Sunday, June 22, 2008

General Assembly reflections part 3

Copied from the General Assembly website:

The Rev. Bruce Reyes-Chow, 39, an energetic new church development pastor in San Francisco and leader in the “emergent church” movement, was elected moderator of the 218th General Assembly of the Presbyterian Church (U.S.A.) Saturday night (June 21), capturing a second ballot victory.

Reyes-Chow — who received 48 percent of the first ballot votes — won an easy majority on the second ballot with 390 votes or 55 percent.

The Rev. William “Bill” Teng of National Capital Presbytery finished second with 255 votes or 36 percent. The Rev. D. Carl Mazza of New Castle Presbytery finished third with 52 votes or 7 percent. Elder Roger Shoemaker of Homestead Presbytery trailed with seven votes or 1 percent.

Reyes-Chow is pastor of Mission Bay Community Church, an innovative new church of San Francisco Presbytery that was recently named winner of a 2007 Sam and Helen Walton Award for outstanding new church development. In his address to the Assembly, he noted that he makes as many pastoral calls by email as by in-person visitation.

Such is the future of ministry, Reyes-Chow said. Mission Bay has a state-of-the-art Web site and extensive electronic communications among members and participants, which he said is absolutely essential for a congregation that is predominantly under-40.

In her nominating speech for him, Elder Vivian Guthrie of Greater Atlanta Presbytery urged Reyes-Chow’s election “to keep our church relevant … or we aren’t going to be on the same page as younger people. Bruce has a profound understanding of the way the world is changing, so he can help us feel less anxious and less resistant to change.”

In both his speech and his responses to questions, Reyes-Chow reiterated over and over his belief that “nothing is too hard or too wondrous for God. If the church steps out in faith rather than clinging to survival, to be more intent on being faithful than on being right, to be together based on our common covenant in Jesus Christ rather than by property or pensions, then we will be able to live into a future in which we are a vital and vibrant presence in the world.”

Teng, the only one of the four candidates to explicitly support the current constitutional prohibition of the ordination of sexually active gay and lesbian Presbyterians as church officers, emphasized his campaign theme of “gratitude and hope.” “We gather up a wealth of meaning as Presbyterians in response to the grace of God in Jesus Christ,” Teng said. “We have no greater need than to look beyond ourselves and follow Jesus into the world he loves and calls us to love.”
Mazza, who brought to his candidacy a compelling personal story of conversion and resultant commitment to the homeless and other marginalized people as founder and director of Meeting Ground in Elkton, MD, spoke of the two “great strengths” of the PC(USA) that drive his ministry: “We have an abiding commitment to gospel and Jesus Christ and a commitment to mission in the world,” he said.

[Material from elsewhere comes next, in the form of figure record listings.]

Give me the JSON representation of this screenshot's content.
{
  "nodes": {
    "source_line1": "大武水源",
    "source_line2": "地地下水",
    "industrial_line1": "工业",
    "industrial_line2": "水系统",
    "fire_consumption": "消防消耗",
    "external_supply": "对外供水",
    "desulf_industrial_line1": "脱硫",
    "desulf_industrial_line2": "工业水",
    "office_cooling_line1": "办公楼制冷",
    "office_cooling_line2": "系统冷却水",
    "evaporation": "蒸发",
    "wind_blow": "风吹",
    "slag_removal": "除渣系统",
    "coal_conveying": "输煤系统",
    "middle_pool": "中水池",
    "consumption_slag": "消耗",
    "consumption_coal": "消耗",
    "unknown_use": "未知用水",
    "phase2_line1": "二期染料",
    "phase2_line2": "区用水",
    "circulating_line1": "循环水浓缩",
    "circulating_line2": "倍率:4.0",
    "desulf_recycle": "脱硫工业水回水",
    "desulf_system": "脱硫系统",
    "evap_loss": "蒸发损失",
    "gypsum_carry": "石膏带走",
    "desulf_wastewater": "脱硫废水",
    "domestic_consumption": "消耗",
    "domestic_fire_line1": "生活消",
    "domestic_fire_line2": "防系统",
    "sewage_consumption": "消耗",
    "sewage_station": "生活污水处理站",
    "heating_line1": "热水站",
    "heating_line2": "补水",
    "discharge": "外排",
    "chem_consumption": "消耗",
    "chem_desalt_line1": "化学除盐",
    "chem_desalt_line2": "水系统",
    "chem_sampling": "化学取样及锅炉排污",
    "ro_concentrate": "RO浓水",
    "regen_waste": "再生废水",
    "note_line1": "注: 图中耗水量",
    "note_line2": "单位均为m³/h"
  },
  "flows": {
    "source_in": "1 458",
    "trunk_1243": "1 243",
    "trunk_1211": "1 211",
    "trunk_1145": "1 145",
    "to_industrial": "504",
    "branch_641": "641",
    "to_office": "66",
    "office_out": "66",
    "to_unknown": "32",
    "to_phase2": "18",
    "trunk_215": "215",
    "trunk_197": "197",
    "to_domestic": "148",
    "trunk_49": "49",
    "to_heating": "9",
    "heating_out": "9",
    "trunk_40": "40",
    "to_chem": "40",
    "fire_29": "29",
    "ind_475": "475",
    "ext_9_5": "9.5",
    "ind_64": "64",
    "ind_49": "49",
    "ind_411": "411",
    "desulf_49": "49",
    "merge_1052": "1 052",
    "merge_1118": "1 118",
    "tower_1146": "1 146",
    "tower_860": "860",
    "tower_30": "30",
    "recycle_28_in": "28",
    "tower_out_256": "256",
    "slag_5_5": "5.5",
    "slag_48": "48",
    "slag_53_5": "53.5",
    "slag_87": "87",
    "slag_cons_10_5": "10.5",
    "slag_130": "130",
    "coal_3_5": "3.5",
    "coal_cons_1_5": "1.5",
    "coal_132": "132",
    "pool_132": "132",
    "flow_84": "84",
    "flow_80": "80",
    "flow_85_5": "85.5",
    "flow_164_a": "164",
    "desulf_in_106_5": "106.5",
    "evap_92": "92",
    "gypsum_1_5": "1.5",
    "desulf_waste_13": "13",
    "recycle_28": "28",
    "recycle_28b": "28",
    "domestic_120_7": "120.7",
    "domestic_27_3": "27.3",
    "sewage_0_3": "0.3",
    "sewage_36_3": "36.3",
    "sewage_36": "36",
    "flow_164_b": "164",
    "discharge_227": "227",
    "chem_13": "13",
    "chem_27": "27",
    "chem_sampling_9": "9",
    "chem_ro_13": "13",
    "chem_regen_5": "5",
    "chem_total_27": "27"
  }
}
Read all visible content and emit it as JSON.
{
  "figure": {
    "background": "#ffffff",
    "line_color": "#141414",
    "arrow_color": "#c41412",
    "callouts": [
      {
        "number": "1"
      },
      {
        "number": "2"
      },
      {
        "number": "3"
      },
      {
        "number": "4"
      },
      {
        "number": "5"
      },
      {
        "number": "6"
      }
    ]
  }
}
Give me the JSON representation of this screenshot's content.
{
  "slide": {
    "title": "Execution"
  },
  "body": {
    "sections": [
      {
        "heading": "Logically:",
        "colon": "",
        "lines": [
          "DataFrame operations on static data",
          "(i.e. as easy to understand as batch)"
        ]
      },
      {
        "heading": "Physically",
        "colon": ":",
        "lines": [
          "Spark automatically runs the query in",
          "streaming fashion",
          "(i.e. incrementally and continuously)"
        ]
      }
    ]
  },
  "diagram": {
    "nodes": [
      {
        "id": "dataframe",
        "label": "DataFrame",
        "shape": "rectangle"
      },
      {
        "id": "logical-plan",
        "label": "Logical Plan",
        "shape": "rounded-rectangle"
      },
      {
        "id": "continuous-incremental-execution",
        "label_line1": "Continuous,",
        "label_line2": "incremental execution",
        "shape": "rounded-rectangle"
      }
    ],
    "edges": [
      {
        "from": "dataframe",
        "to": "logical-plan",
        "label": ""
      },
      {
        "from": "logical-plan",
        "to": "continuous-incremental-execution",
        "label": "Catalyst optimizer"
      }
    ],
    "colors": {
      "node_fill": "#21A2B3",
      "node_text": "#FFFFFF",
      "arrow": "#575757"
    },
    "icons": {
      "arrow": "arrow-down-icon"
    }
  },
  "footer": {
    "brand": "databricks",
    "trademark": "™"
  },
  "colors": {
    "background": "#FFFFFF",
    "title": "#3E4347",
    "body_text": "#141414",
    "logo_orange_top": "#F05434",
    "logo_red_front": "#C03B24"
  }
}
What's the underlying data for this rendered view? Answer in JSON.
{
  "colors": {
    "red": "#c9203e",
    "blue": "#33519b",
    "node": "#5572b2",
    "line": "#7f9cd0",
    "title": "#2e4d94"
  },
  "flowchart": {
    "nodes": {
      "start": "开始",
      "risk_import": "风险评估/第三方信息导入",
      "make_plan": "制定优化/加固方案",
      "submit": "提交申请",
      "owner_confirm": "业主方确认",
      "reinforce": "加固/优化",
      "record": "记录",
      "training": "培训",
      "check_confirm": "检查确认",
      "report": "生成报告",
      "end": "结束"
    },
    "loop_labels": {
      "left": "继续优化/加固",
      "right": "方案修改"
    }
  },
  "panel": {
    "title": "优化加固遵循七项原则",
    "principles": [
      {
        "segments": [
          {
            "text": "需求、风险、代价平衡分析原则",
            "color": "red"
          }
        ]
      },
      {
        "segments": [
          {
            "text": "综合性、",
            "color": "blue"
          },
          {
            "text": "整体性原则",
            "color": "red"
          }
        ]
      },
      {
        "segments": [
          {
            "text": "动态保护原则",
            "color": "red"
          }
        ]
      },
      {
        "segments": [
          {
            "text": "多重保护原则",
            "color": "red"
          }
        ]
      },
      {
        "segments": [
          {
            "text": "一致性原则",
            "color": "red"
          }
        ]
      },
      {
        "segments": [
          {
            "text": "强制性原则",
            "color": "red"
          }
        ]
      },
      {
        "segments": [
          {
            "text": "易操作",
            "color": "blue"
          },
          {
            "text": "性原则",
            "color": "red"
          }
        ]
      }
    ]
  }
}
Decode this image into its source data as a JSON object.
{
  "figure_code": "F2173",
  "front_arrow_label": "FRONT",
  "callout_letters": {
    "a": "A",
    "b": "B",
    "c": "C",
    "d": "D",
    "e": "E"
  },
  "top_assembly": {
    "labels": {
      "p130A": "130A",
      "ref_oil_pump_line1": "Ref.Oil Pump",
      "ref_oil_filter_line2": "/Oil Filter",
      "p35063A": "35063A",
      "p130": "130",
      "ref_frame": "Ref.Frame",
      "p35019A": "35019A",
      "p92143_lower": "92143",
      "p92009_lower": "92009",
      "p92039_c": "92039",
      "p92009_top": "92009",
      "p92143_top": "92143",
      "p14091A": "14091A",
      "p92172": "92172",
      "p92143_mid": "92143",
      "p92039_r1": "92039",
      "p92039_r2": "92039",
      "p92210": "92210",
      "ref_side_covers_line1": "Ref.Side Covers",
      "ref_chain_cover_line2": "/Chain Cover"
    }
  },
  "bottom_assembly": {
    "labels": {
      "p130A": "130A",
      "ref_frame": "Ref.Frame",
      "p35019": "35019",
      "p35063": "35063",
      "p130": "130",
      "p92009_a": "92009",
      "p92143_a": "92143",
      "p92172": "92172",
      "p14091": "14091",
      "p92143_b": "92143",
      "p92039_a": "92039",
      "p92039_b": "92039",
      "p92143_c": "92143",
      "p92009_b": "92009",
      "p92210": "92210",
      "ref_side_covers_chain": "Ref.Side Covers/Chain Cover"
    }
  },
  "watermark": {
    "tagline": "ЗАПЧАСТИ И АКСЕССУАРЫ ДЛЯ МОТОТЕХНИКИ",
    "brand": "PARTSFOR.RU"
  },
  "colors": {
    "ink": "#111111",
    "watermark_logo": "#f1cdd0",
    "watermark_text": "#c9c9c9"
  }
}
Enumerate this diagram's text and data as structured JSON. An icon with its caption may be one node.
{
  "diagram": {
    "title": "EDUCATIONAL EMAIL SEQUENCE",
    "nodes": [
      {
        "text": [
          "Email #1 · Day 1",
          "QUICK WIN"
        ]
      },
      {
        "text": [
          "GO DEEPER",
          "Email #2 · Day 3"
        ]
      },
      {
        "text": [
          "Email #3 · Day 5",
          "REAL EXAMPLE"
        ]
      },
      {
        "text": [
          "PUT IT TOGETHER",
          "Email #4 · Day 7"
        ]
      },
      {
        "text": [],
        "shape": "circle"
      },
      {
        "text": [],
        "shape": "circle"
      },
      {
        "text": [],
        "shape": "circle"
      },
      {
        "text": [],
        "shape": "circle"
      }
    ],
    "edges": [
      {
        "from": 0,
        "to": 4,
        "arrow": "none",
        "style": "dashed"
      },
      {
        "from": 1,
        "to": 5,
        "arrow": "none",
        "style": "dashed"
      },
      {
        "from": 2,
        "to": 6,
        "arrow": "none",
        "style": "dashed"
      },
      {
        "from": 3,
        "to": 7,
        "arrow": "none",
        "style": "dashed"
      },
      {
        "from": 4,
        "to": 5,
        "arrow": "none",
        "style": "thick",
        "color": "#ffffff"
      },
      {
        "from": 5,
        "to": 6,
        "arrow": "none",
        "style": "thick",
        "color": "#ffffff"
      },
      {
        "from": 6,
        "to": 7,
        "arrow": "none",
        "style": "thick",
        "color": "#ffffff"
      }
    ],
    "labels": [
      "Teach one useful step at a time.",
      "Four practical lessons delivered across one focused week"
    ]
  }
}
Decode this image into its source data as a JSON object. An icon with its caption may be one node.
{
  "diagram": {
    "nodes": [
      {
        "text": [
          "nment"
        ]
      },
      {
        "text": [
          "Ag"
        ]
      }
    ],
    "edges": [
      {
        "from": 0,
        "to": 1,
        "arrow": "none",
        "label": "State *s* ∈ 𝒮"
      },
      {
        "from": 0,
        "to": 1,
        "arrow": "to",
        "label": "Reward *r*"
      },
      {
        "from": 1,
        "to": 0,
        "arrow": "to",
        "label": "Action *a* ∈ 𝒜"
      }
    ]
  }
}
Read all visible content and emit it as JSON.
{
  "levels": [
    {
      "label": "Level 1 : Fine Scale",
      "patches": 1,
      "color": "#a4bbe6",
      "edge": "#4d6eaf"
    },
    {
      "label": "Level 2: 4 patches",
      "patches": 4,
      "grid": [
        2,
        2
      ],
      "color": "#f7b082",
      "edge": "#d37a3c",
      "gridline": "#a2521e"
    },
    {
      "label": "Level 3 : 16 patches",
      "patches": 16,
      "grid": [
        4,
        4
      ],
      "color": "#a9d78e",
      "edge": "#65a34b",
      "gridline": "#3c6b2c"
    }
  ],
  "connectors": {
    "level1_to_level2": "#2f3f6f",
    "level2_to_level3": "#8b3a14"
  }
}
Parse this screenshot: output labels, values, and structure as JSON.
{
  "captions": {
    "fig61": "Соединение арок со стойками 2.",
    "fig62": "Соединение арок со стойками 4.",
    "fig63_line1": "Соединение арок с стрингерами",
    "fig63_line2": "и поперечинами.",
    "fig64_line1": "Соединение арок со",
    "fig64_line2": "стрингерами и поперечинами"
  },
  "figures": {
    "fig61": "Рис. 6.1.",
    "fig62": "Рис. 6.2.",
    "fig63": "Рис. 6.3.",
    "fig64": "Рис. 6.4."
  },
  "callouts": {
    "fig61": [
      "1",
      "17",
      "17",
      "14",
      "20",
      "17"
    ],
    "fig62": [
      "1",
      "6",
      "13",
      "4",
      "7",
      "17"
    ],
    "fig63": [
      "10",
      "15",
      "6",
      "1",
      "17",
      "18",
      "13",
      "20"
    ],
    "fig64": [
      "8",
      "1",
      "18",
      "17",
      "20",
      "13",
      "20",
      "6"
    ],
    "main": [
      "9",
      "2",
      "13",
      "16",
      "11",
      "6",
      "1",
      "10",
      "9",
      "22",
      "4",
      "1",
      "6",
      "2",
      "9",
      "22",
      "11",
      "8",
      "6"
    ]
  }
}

Shoemaker, the only elder among the four, called for Presbyterians to develop a greater understanding of themselves as the body of Christ and as Presbyterians and in doing so “we will find ways to pursue solutions that will grow our congregations spiritually and numerically.”

Reyes-Chow, the grandson of Chinese and Filipino immigrants to California, was raised in Sacramento and Stockton, CA. He is a graduate of San Francisco State University and San Francisco Theological Seminary. A prolific writer and blogger, Reyes-Chow describes himself as a “pastor/geek/dad/follower of Christ.”